In (Li et al., 2011), the authors examine an approach that employs concepts from the field of utility theory. They argue that buying a product is different from finding relevant products, therefore it is possible to calculate the expected utility of products and rank them based on the largest utility surplus. The utility surplus is defined as the difference between two components, namely the utility of the product and the utility of money. The utility of the product is defined as the sum of expected utilities for each of its characteristics, whereas the utility of money is defined as an increasing concave function. In order to obtain the expected utilities, they collect aggregated data about market shares and demand, from which they derive an estimated utility. They show that users tend to prefer their surplus-based ranking when searching for hotels in comparison to other considered rankings.

Although faceted search is regarded as a useful means to explore a catalog, care needs to be taken that the interface does not become too cluttered and ob- scured, which could result in a diminished user performance due to information overload (Sinha and Karger, 2005a). General concepts from the literature for im- plementing faceted navigation are explained and reviewed in Sacco and Tzitzikas (2009b). One of the ideas discussed for reducing the overload of information is to either filter or order the facets according to their importance.

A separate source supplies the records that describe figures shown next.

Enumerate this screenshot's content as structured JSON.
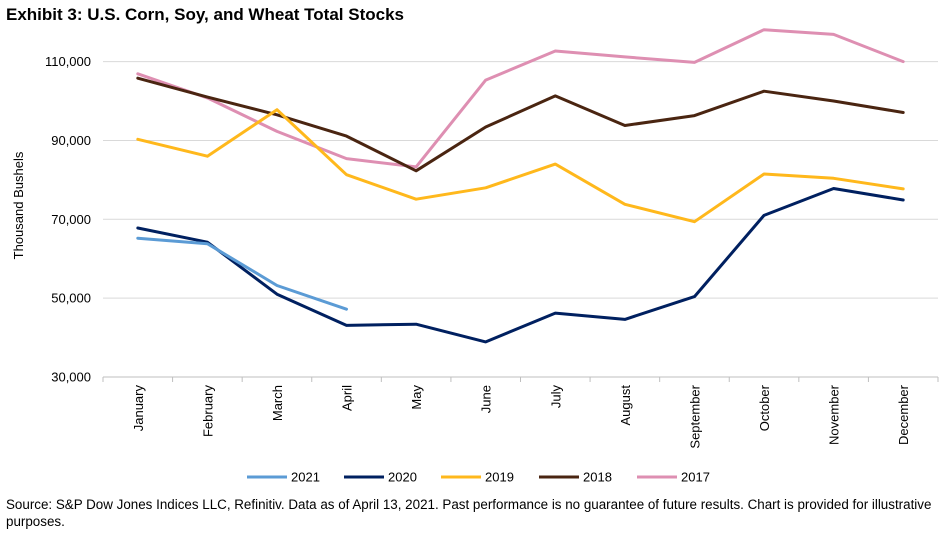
{
  "chart_data": {
    "type": "line",
    "title": "Exhibit 3: U.S. Corn, Soy, and Wheat Total Stocks",
    "xlabel": "",
    "ylabel": "Thousand Bushels",
    "categories": [
      "January",
      "February",
      "March",
      "April",
      "May",
      "June",
      "July",
      "August",
      "September",
      "October",
      "November",
      "December"
    ],
    "ylim": [
      30000,
      117000
    ],
    "yticks": [
      30000,
      50000,
      70000,
      90000,
      110000
    ],
    "ytick_labels": [
      "30,000",
      "50,000",
      "70,000",
      "90,000",
      "110,000"
    ],
    "grid": "horizontal",
    "legend_position": "bottom",
    "series": [
      {
        "name": "2021",
        "color": "#5b9bd5",
        "values": [
          65200,
          63800,
          53200,
          47200,
          null,
          null,
          null,
          null,
          null,
          null,
          null,
          null
        ]
      },
      {
        "name": "2020",
        "color": "#002060",
        "values": [
          67800,
          64200,
          51000,
          43100,
          43400,
          38900,
          46200,
          44600,
          50400,
          71000,
          77800,
          74900
        ]
      },
      {
        "name": "2019",
        "color": "#ffb81c",
        "values": [
          90300,
          86000,
          97800,
          81300,
          75100,
          78000,
          84000,
          73800,
          69400,
          81500,
          80400,
          77700
        ]
      },
      {
        "name": "2018",
        "color": "#4a2511",
        "values": [
          105800,
          101000,
          96500,
          91100,
          82300,
          93400,
          101300,
          93800,
          96300,
          102500,
          100000,
          97100
        ]
      },
      {
        "name": "2017",
        "color": "#de8fb2",
        "values": [
          106900,
          100800,
          92300,
          85400,
          83300,
          105300,
          112700,
          111200,
          109800,
          118100,
          116900,
          110000
        ]
      }
    ]
  },
  "source_note": "Source: S&P Dow Jones Indices LLC, Refinitiv. Data as of April 13, 2021. Past performance is no guarantee of future results. Chart is provided for illustrative purposes."
}
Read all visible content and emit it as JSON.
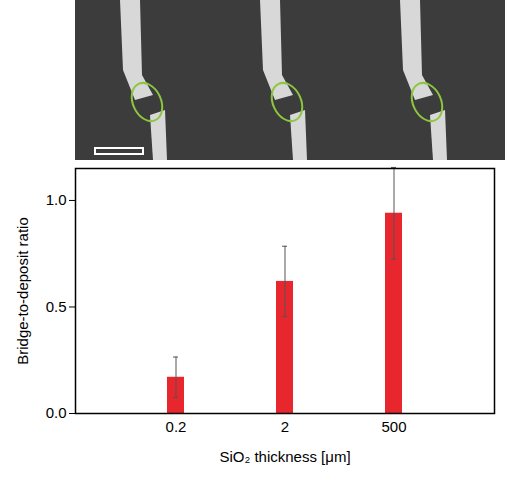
{
  "chart_data": {
    "type": "bar",
    "categories": [
      "0.2",
      "2",
      "500"
    ],
    "values": [
      0.17,
      0.62,
      0.94
    ],
    "errors": [
      0.095,
      0.165,
      0.215
    ],
    "color": "#e8262e",
    "xlabel": "SiO₂ thickness [μm]",
    "ylabel": "Bridge-to-deposit ratio",
    "ylim": [
      0,
      1.15
    ],
    "yticks": [
      {
        "value": 0,
        "label": "0.0"
      },
      {
        "value": 0.5,
        "label": "0.5"
      },
      {
        "value": 1,
        "label": "1.0"
      }
    ],
    "grid": false
  }
}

Displaying all facets may be a solution when a small number of facets is involved, but it can overwhelm the user for larger sets of facets (Sinha and Karger, 2005b; Zheng et al., 2013). Studies such as Dash et al. (2008); Herlocker et al. (1999); Kim et al. (2014a); Koren et al. (2008a); Sacco and Tzitzikas (2009a); Vandic et al. (2013b) focus primarily on optimizing the decision of which facets to show in the user interface. These algorithms aim to reduce user effort by ordering the facets in such a way that the most important ones are listed first.

The study in Kim et al. (2014a) is based on earlier work of the authors which coined a basic idea for selecting more descriptive facets using an entropy-based mea-

sure (Zhu et al., 2013). The approach focuses on Semantic Web and Linked Data data sets, similar to the approaches in Arenas et al. (2014a,b); Cuenca Grau et al. (2016); Stolz and Hepp (2015). The reduction in user effort is achieved by calculat- ing gain ratios for each facet, which is based on conditional entropy. The conditional entropy indicates how much the value for a facet can be predicted by the value for another facet. By summing up all the gain ratios of the facets belonging to each property, the total gain ratio per property is computed. Last, the properties are ranked in decreasing order of total gain ratio and presented to the user. This process is repeated after each interaction between the user and the search engine.

Even though the previously discussed approaches are specifically geared towards e-commerce, they have various shortcomings. Approaches such as (Li et al., 2011), which rely on well-estimated user statistics, are not usable in practice. The reason for this is that some Web shops do not have the infrastructure to collect the user data or that the product catalogs are relatively large and changing rapidly. Other methods, such as (Burke, 2002; Pu and Chen, 2005), do not rely on previously collected user statistics, but they suffer from other issues. One of the main arguments against these example critiquing approaches is that they deviate too much from the currently used interaction paradigms (i.e., regular faceted navigation). We argue that an approach that lies closer to what users use on a daily basis will be more successful when deployed in practice. Therefore, our focus is to have an approach that introduces minimal changes to the classical faceted navigation interface present in current Web shops, while supporting approximate search and explicit user preferences. The only user interface adaption we make is that users can specify importance weights for the selected facets, which can be achieved in many different, non-intrusive ways.